I don’t know any Scripture scholar who believes the historical Jesus said the words in today’s Gospel pericope exactly as John narrates them.
Gospel authors aren’t primitive camcorders or tape recorders. They are not reporters; they write editorials. They explore the meaning of Jesus’ life, death and resurrection for people who live two or three generations after those events. In many ways, they try to answer the question which Peter’s Pentecost audience asks in today’s first reading: “What are we to do, my brothers?”

The actual facts about Jesus’ life are simple: he lived among us 2,000 years ago, taught about God being present and active in our everyday lives, died by crucifixion, and, according to his followers, rose from the dead three days later. It doesn’t take more than a few seconds to memorize “the facts.” But it takes more than a lifetime to explore how his life affects our life, what we’re expected to do because of him and the cost to us of imitating him. Each author of the Christian Scriptures gives a different twist to these insights; opens a door to a roomful of implications no one had yet explored.

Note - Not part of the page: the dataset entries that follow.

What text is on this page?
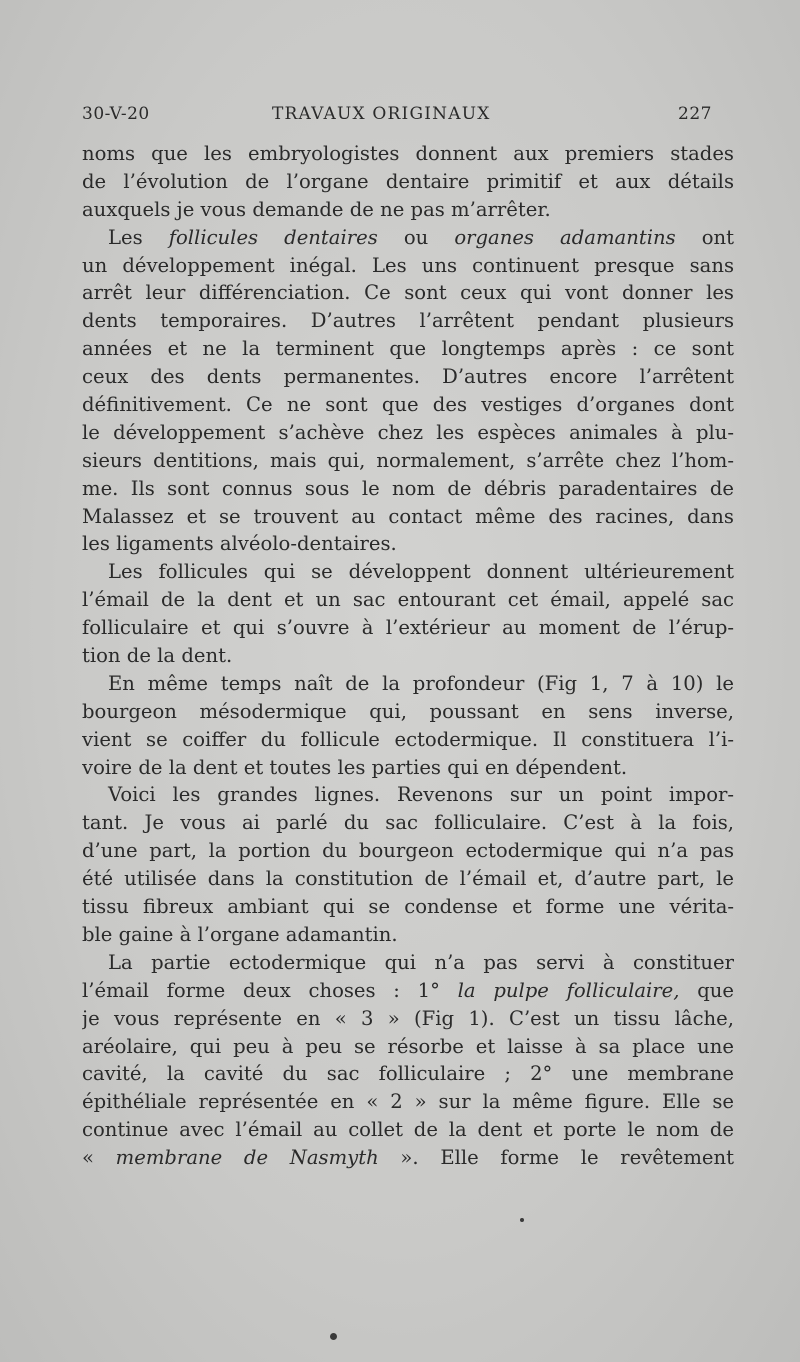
30-V-20	TRAVAUX ORIGINAUX	227
noms que les embryologistes donnent aux premiers stades
de l’évolution de l’organe dentaire primitif et aux détails
auxquels je vous demande de ne pas m’arrêter.
Les follicules dentaires ou organes adamantins ont
un développement inégal. Les uns continuent presque sans
arrêt leur différenciation. Ce sont ceux qui vont donner les
dents temporaires. D’autres l’arrêtent pendant plusieurs
années et ne la terminent que longtemps après : ce sont
ceux des dents permanentes. D’autres encore l’arrêtent
définitivement. Ce ne sont que des vestiges d’organes dont
le développement s’achève chez les espèces animales à plu-
sieurs dentitions, mais qui, normalement, s’arrête chez l’hom-
me. Ils sont connus sous le nom de débris paradentaires de
Malassez et se trouvent au contact même des racines, dans
les ligaments alvéolo-dentaires.
Les follicules qui se développent donnent ultérieurement
l’émail de la dent et un sac entourant cet émail, appelé sac
folliculaire et qui s’ouvre à l’extérieur au moment de l’érup-
tion de la dent.
En même temps naît de la profondeur (Fig 1, 7 à 10) le
bourgeon mésodermique qui, poussant en sens inverse,
vient se coiffer du follicule ectodermique. Il constituera l’i-
voire de la dent et toutes les parties qui en dépendent.
Voici les grandes lignes. Revenons sur un point impor-
tant. Je vous ai parlé du sac folliculaire. C’est à la fois,
d’une part, la portion du bourgeon ectodermique qui n’a pas
été utilisée dans la constitution de l’émail et, d’autre part, le
tissu fibreux ambiant qui se condense et forme une vérita-
ble gaine à l’organe adamantin.
La partie ectodermique qui n’a pas servi à constituer
l’émail forme deux choses : 1° la pulpe folliculaire, que
je vous représente en « 3 » (Fig 1). C’est un tissu lâche,
aréolaire, qui peu à peu se résorbe et laisse à sa place une
cavité, la cavité du sac folliculaire ; 2° une membrane
épithéliale représentée en « 2 » sur la même figure. Elle se
continue avec l’émail au collet de la dent et porte le nom de
« membrane de Nasmyth ». Elle forme le revêtement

Each presumes we’ve already read the news and are anxious to delve into meaning.

It’s only after 50 years of community reflection on such implications that Luke has Peter proclaim, “Repent and be baptized . . . in the name of Jesus Christ for the forgiveness of your sins; and you will receive the Holy Spirit.” Those who make Jesus’ death and resurrection the focus of their lives show they’ve done an about-face on their value system by being buried and rising with him in baptism. They believe their sins have been completely wiped away, and the Holy Spirit has filled the vacuum. But no one understood this on Easter Sunday night.

Years after Acts was composed, the author of I Peter goes even further and pens the well-known statement in today’s second reading: “In his own body he (Jesus) brought your sins to the cross, so that all of us, dead to sin, could live in accord with God’s will. By his wounds you were healed. At one point you were straying like sheep, but now you have returned to the shepherd, the guardian of your souls.”

The image of a shepherd quickly becomes a favorite of these early editorial writers. And no one develops it better than John the evangelist.
We have just a part of his theology in our Gospel passage. “The one who enters through the gate,” Jesus says, “is shepherd of the sheep; the keeper opens the gate for him. The sheep hear his voice and he calls his own by name and leads them out. When he has brought out those that are his, he walks in front of them, and the sheep follow him because they recognize his voice. . . . I came that they might have life and have it to the full.”

Those who think the historical Jesus applied these shepherd images to himself exactly as John quotes him, don’t understand how faith works. In a recent National Public Radio interview, playwright Edward Albee mentioned that several publications contacted him and other writers immediately after Sept. 11, asking them to write articles on the meaning of those horrible events. Albee not only refused the request, he mentioned that it will take years before anyone really starts to understand how those terrorist acts have changed us.

Important people and things don’t come with meaning attached. Meaning only begins to appear much later. In the case of Jesus, only after we’ve tried to imitate his giving of himself for others will we begin to surface the implications of his (and our) actions. And as our Sacred Authors discovered, that meaning is never quite the same for everyone. If it were, we’d have just one Gospel.